At the same time, this failure to transport me to Van Diemen’s Land, as it were, resulted in ever more tortuous and argumentative letters between my grandfather and the Butlers; an increasingly contentious financial correspondence between them, as if they were Rothschilds and Warburgs arguing over millions rather than two quite well-off but rather miserly families disputing the toss over a few pounds, shillings and pence. An offended tone is there from the start in the first letter I have of my grandfather’s, in 1942:
Dear Peggy
I’m enclosing Joe’s keep in advance for September & October, £6.10.0. I don’t know why you say I have been in arrears with payments. I have as a rule paid them in advance; once in the Kildare St Club I paid half a year in advance to Hubert. I was (in this payment) a few weeks early in paying, and now I will be a week or ten days late, with this unexpected ‘taxi’ bill. Please admit that you are wrong as to this, whatever you may think of my feelings.
Sometimes these letters, in his attempts to straighten things out, are reduced to pure financial farce. Another letter, later in 1942:
Dear Peggy
I am enclosing £5.15.0 on account of Joe’s expenses to and from Ballingarry.
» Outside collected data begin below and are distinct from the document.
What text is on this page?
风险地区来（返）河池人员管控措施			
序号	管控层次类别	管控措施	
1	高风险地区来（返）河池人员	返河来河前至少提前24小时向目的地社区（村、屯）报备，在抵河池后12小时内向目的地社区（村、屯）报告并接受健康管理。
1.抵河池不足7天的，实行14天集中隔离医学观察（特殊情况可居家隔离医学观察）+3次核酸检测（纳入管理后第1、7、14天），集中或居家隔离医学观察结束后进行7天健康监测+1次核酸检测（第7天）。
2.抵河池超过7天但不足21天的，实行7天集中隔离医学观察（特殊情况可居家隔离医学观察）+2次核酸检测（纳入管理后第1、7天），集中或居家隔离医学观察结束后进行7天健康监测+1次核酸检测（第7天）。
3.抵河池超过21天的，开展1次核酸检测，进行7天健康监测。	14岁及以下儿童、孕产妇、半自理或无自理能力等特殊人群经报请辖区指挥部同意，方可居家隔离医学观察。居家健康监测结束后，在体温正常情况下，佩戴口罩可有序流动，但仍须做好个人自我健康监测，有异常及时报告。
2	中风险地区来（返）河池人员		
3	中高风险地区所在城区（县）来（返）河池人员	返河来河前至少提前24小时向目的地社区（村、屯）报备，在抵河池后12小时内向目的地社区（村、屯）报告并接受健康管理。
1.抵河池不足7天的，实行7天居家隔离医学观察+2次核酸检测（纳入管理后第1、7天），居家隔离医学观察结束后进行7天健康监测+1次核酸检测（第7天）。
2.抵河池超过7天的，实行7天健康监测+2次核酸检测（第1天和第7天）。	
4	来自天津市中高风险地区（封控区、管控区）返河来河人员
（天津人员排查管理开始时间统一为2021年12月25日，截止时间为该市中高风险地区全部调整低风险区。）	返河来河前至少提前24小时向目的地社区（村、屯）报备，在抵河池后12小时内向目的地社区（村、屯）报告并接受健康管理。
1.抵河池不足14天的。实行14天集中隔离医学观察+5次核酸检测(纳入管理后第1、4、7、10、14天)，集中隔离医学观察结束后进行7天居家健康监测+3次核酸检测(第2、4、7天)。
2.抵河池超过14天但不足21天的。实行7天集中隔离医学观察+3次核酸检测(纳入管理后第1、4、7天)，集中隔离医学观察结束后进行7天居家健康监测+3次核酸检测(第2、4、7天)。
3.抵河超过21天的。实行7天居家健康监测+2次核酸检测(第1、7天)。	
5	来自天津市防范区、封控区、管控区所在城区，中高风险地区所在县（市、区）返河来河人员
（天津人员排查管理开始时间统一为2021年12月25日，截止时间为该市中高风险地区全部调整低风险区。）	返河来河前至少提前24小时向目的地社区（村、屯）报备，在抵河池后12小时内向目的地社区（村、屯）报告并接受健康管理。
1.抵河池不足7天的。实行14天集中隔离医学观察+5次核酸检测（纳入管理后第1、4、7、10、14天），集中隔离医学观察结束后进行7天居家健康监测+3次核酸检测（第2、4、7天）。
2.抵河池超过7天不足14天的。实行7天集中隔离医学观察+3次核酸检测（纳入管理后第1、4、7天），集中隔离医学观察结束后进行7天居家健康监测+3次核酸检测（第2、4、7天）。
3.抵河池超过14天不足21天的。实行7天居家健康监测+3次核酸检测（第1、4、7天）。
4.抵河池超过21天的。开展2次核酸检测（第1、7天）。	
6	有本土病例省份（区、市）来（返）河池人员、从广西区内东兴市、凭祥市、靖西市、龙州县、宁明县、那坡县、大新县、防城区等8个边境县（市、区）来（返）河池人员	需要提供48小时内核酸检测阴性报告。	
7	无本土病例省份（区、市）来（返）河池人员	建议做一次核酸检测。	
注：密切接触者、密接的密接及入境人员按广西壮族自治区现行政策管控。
I am not sure from yr. previous card whether I was to pay the whole £1 charged return fare from Bennettsbridge to Kilkenny, as you say the escort on the way back did not charge anything. On yr. account (or Hubert’s) it would seem that he did charge; but that the other escort (outward journey) did not. I suppose the escort (return journey) was going to you anyway, so had the benefit of the car. I am puzzled. So I send you both the account and the postcard. If I still owe you the 10/- I will add it to the November cheque. (I have paid the monthly sum for Oct. already.) Please return the account, as I keep a list of these expenses, so that my heirs, executors and assignees may see what a miser I was.